POV-Ray : Newsgroups : povray.off-topic : I am convinced... : Re: I am convinced... Server Time
3 Sep 2024 21:12:42 EDT (-0400)
  Re: I am convinced...  
From: Darren New
Date: 22 Dec 2010 16:28:00
Message: <4d126d60@news.povray.org>
Orchid XP v8 wrote:
> And yet, code written in languages assuming GC management and languages 
> assuming manual management can not only interoperate, but even be linked 
> together in the same process image.

Sure. But then you get things like "finalizers" to clean up unmanaged 
resources, the "using" statement to enforce the use of finalizers, all kinds 
of odd rules in the GC engine that slow it down because it has to deal with 
finalizers, etc.

Sort of the same way that when a process in UNIX exits, there's a list of 
things the kernel cleans up for it on its way out.

> That sounds moderately mental. I'd hate to think what happens if you get 
> the microcode wrong...

The same as if you get any other program wrong. What do you mean? It's 
probably far easier than writing a modern bytecode interpreter like the JVM.

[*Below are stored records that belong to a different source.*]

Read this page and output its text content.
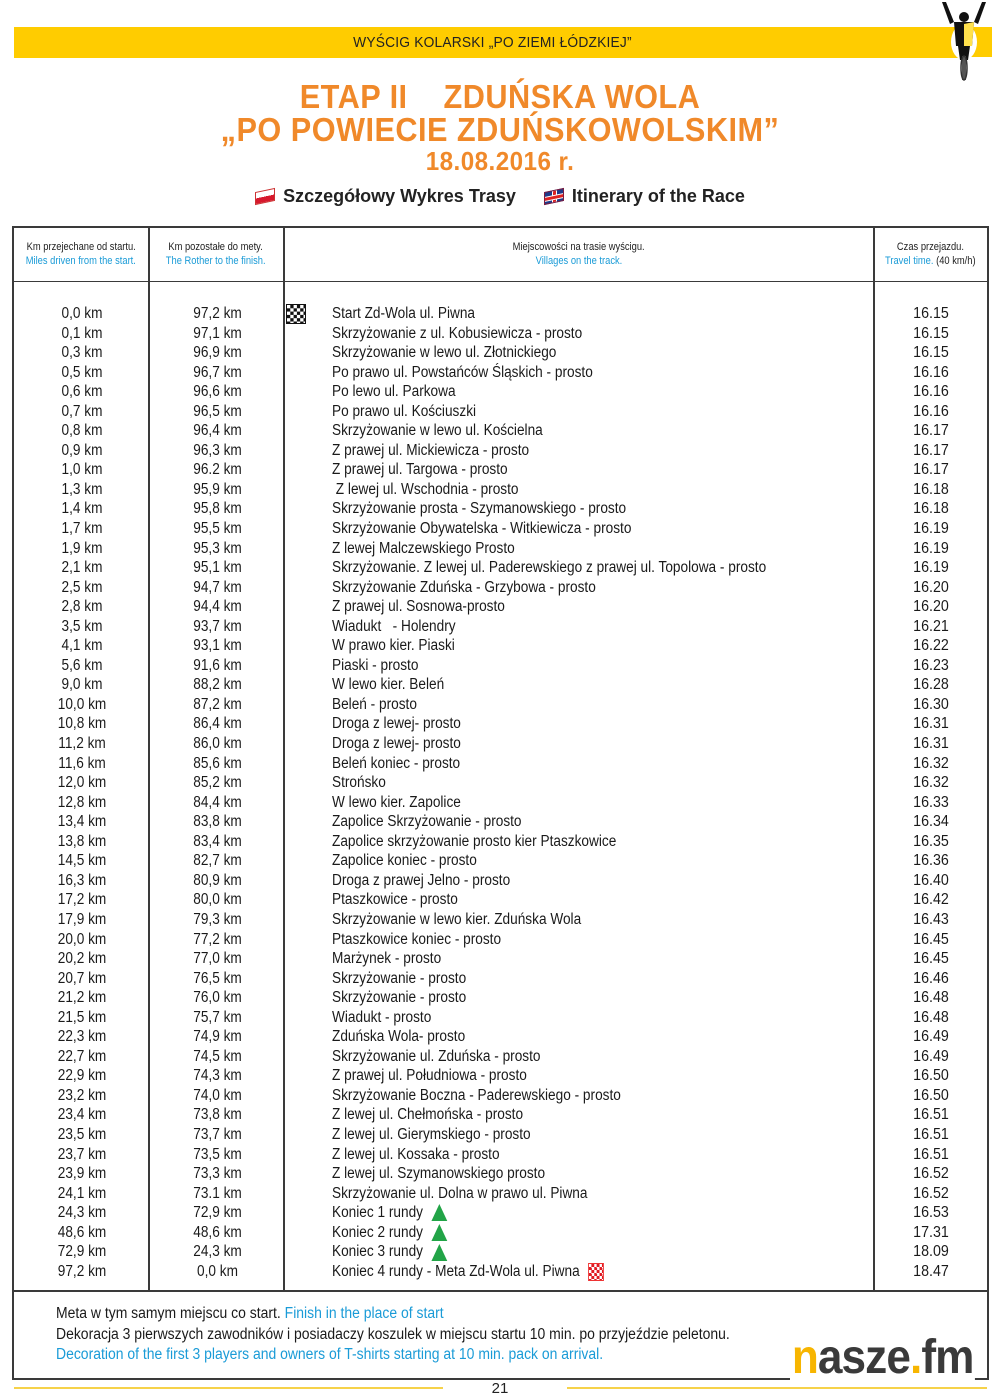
WYŚCIG KOLARSKI „PO ZIEMI ŁÓDZKIEJ”
ETAP II    ZDUŃSKA WOLA
„PO POWIECIE ZDUŃSKOWOLSKIM”
18.08.2016 r.
Szczegółowy Wykres Trasy	Itinerary of the Race
Km przejechane od startu.
Miles driven from the start.
Km pozostałe do mety.
The Rother to the finish.
Miejscowości na trasie wyścigu.
Villages on the track.
Czas przejazdu.
Travel time. (40 km/h)
0,0 km	97,2 km	Start Zd-Wola ul. Piwna	16.15
0,1 km	97,1 km	Skrzyżowanie z ul. Kobusiewicza - prosto	16.15
0,3 km	96,9 km	Skrzyżowanie w lewo ul. Złotnickiego	16.15
0,5 km	96,7 km	Po prawo ul. Powstańców Śląskich - prosto	16.16
0,6 km	96,6 km	Po lewo ul. Parkowa	16.16
0,7 km	96,5 km	Po prawo ul. Kościuszki	16.16
0,8 km	96,4 km	Skrzyżowanie w lewo ul. Kościelna	16.17
0,9 km	96,3 km	Z prawej ul. Mickiewicza - prosto	16.17
1,0 km	96.2 km	Z prawej ul. Targowa - prosto	16.17
1,3 km	95,9 km	Z lewej ul. Wschodnia - prosto	16.18
1,4 km	95,8 km	Skrzyżowanie prosta - Szymanowskiego - prosto	16.18
1,7 km	95,5 km	Skrzyżowanie Obywatelska - Witkiewicza - prosto	16.19
1,9 km	95,3 km	Z lewej Malczewskiego Prosto	16.19
2,1 km	95,1 km	Skrzyżowanie. Z lewej ul. Paderewskiego z prawej ul. Topolowa - prosto	16.19
2,5 km	94,7 km	Skrzyżowanie Zduńska - Grzybowa - prosto	16.20
2,8 km	94,4 km	Z prawej ul. Sosnowa-prosto	16.20
3,5 km	93,7 km	Wiadukt   - Holendry	16.21
4,1 km	93,1 km	W prawo kier. Piaski	16.22
5,6 km	91,6 km	Piaski - prosto	16.23
9,0 km	88,2 km	W lewo kier. Beleń	16.28
10,0 km	87,2 km	Beleń - prosto	16.30
10,8 km	86,4 km	Droga z lewej- prosto	16.31
11,2 km	86,0 km	Droga z lewej- prosto	16.31
11,6 km	85,6 km	Beleń koniec - prosto	16.32
12,0 km	85,2 km	Strońsko	16.32
12,8 km	84,4 km	W lewo kier. Zapolice	16.33
13,4 km	83,8 km	Zapolice Skrzyżowanie - prosto	16.34
13,8 km	83,4 km	Zapolice skrzyżowanie prosto kier Ptaszkowice	16.35
14,5 km	82,7 km	Zapolice koniec - prosto	16.36
16,3 km	80,9 km	Droga z prawej Jelno - prosto	16.40
17,2 km	80,0 km	Ptaszkowice - prosto	16.42
17,9 km	79,3 km	Skrzyżowanie w lewo kier. Zduńska Wola	16.43
20,0 km	77,2 km	Ptaszkowice koniec - prosto	16.45
20,2 km	77,0 km	Marżynek - prosto	16.45
20,7 km	76,5 km	Skrzyżowanie - prosto	16.46
21,2 km	76,0 km	Skrzyżowanie - prosto	16.48
21,5 km	75,7 km	Wiadukt - prosto	16.48
22,3 km	74,9 km	Zduńska Wola- prosto	16.49
22,7 km	74,5 km	Skrzyżowanie ul. Zduńska - prosto	16.49
22,9 km	74,3 km	Z prawej ul. Południowa - prosto	16.50
23,2 km	74,0 km	Skrzyżowanie Boczna - Paderewskiego - prosto	16.50
23,4 km	73,8 km	Z lewej ul. Chełmońska - prosto	16.51
23,5 km	73,7 km	Z lewej ul. Gierymskiego - prosto	16.51
23,7 km	73,5 km	Z lewej ul. Kossaka - prosto	16.51
23,9 km	73,3 km	Z lewej ul. Szymanowskiego prosto	16.52
24,1 km	73.1 km	Skrzyżowanie ul. Dolna w prawo ul. Piwna	16.52
24,3 km	72,9 km	Koniec 1 rundy	16.53
48,6 km	48,6 km	Koniec 2 rundy	17.31
72,9 km	24,3 km	Koniec 3 rundy	18.09
97,2 km	0,0 km	Koniec 4 rundy - Meta Zd-Wola ul. Piwna	18.47
Meta w tym samym miejscu co start. Finish in the place of start
Dekoracja 3 pierwszych zawodników i posiadaczy koszulek w miejscu startu 10 min. po przyjeździe peletonu.
Decoration of the first 3 players and owners of T-shirts starting at 10 min. pack on arrival.	nasze.fm
21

> Not even built into the language - built into a library. And, 
> presumably, by changing that library, you can change how the filesystem 
> works...

Right. That's the idea. Basically, what's a file? It's a data structure you 
access. Why is a file different from an array of bytes held by a process 
that just never exits?

> Well, to some extent there /is/. By definition, an application is 
> something that solves a real-world problem, and an OS is something that 
> provides services to applications.

Where do you draw the distinction, if there's exactly one application 
running on the custom OS?

>> In other words, they're using an OO memory model. Objects are contiguous
>> blobs, but it doesn't really matter beyond that where they are in the
>> address space. So instead of doing a compacting garbage collection in a
>> linear space, they do a compacting garbage collection on a per-page
>> basis. *That* is really the innovation.
> 
> Sure. If the virtual address space supports it, why not? (Other than 
> "because most OS designs assume that you would never want to do such a 
> thing".)

Well, that's exactly the point. Most computer languages completely ignore 
virtual memory. Only managed OO languages come close to having a concept of 
memory as something other than an array of bytes, and even that is more 
segments than pages.

I used to use an HP mainframe that was incapable of running C, because it 
was a segmented chip. It was really old, but it would be ideal for running 
an OO language nowadays, because you had tons of segments available, etc. 
Basically, pointers pointed to segments, not bytes, so it was in hindsight a 
very OO kind of architecture.

The Burroughs B series had typed machine code. Each memory address also had 
tag bits saying what type was stored there, so the machine code just had an 
"add" instruction, not an "add integers" or "add floats". The operands said 
what the type was. And array accesses had to go through an array pointer, 
which included the bounds of the array.  Again, another machine you couldn't 
run C on.

> OK, now I must know... WTF is this "memmap" that I keep hearing about?

http://lmgtfy.com/?q=what+is+memmap

> I'm more dubious about how useful it is for everyone else. 

As I've said, I think that the very small and the very large will both be 
using this sort of thing more and more. If you can cut $5 off the cost of 
building a TiVO by using a language other than C, you'll see that happening. 
If you can cache 20% more stuff on a memcached-like server by ditching 
Linux, you'll see Amazon starting to do that I expect. Most large servers 
are single-purpose nowadays anyway.

-- 
Darren New, San Diego CA, USA (PST)
   Serving Suggestion:
     "Don't serve this any more. It's awful."